Estando en pie el pobre esclavo, preguntóle el mismo Daría en presencia de todos los circunstantes si era verdad que supiera medicina. Democedes, con el temor de que si decía llanamente la verdad no tenía ya esperanza de poder volver a Grecia, no respondía que la supiese. Trasluciéndose a Darío que aquel esclavo tergiversaba, hablando sólo a medias palabras, mandó al punto traer allí los azotes y aguijones.

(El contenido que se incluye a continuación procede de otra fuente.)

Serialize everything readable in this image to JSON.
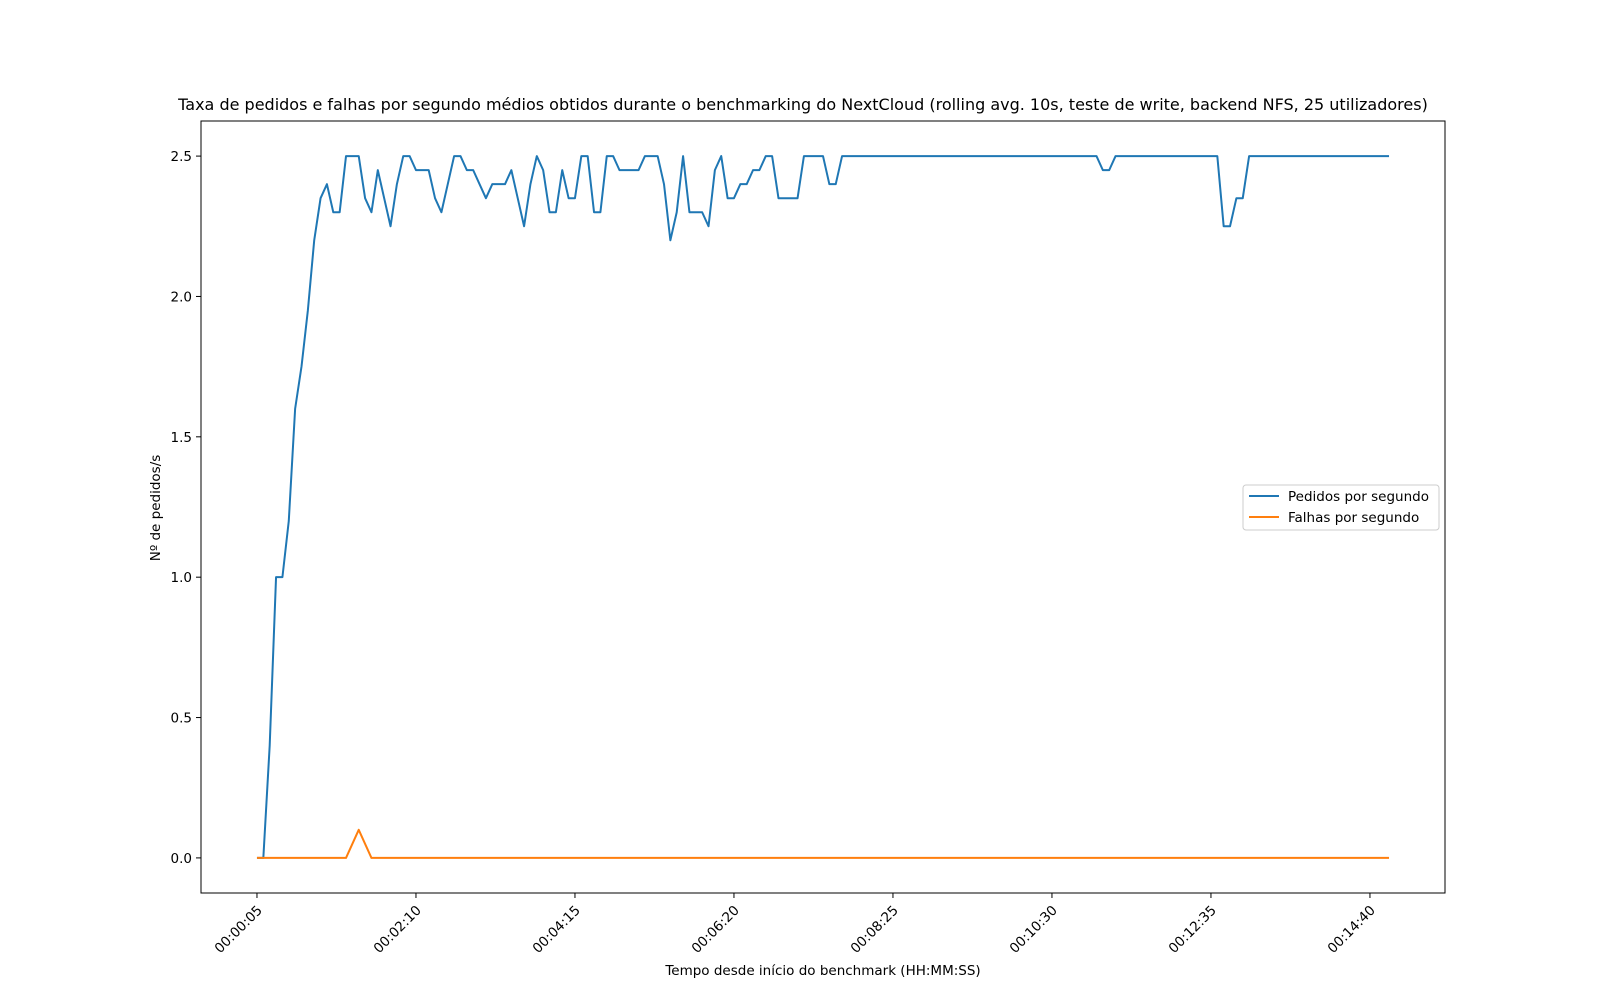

La vista de tales instrumentos y el miedo del inminente castigo hizo hablar más claro a Democedes, quien dijo que no sabía muy bien la medicina, pero que había practicado con un buen médico. En una palabra, dejóse Darío en manos del nuevo médico, y como éste le aplicase remedios y fomentos suaves, después de los fuertes antes usados en la cura, logró primero que pudiera el rey recobrar el sueño perdido, y después de muy breve tiempo lo dejó enteramente sano, cuando Darío había ya desconfiado de poder andar perfectamente en toda su vida. Al verse sano el rey, quiso regalar al médico griego con dos pares de grillos de oro macizo, y al irlos a recibir, pregúntale con donaire Democedes, si en pago de haberle librado de andar siempre cojo, le doblaba el mal su majestad, dándole un grillo por cada pierna. Cayó en gracia a Darío el donaire del médico, y le mandó fuese a visitar sus esposas. Decían por los salones los eunucos que le conducían: —«Señora, este es el que dio vida y salud al rey nuestro amo y señor.» Las reinas, muy alegres y agradecidas, iban cada una por sí sacando del arca un azafate lleno de oro, y el oro y el azafate del mismo metal todo lo regalaban a Democedes. La magnificencia de las reinas en aquel regalo fue tan extremada, que un criado de Democedes, llamado Sciton, recogiendo para sí únicamente los granos que de los azafates caían, juntó una grandiosa suma de dinero.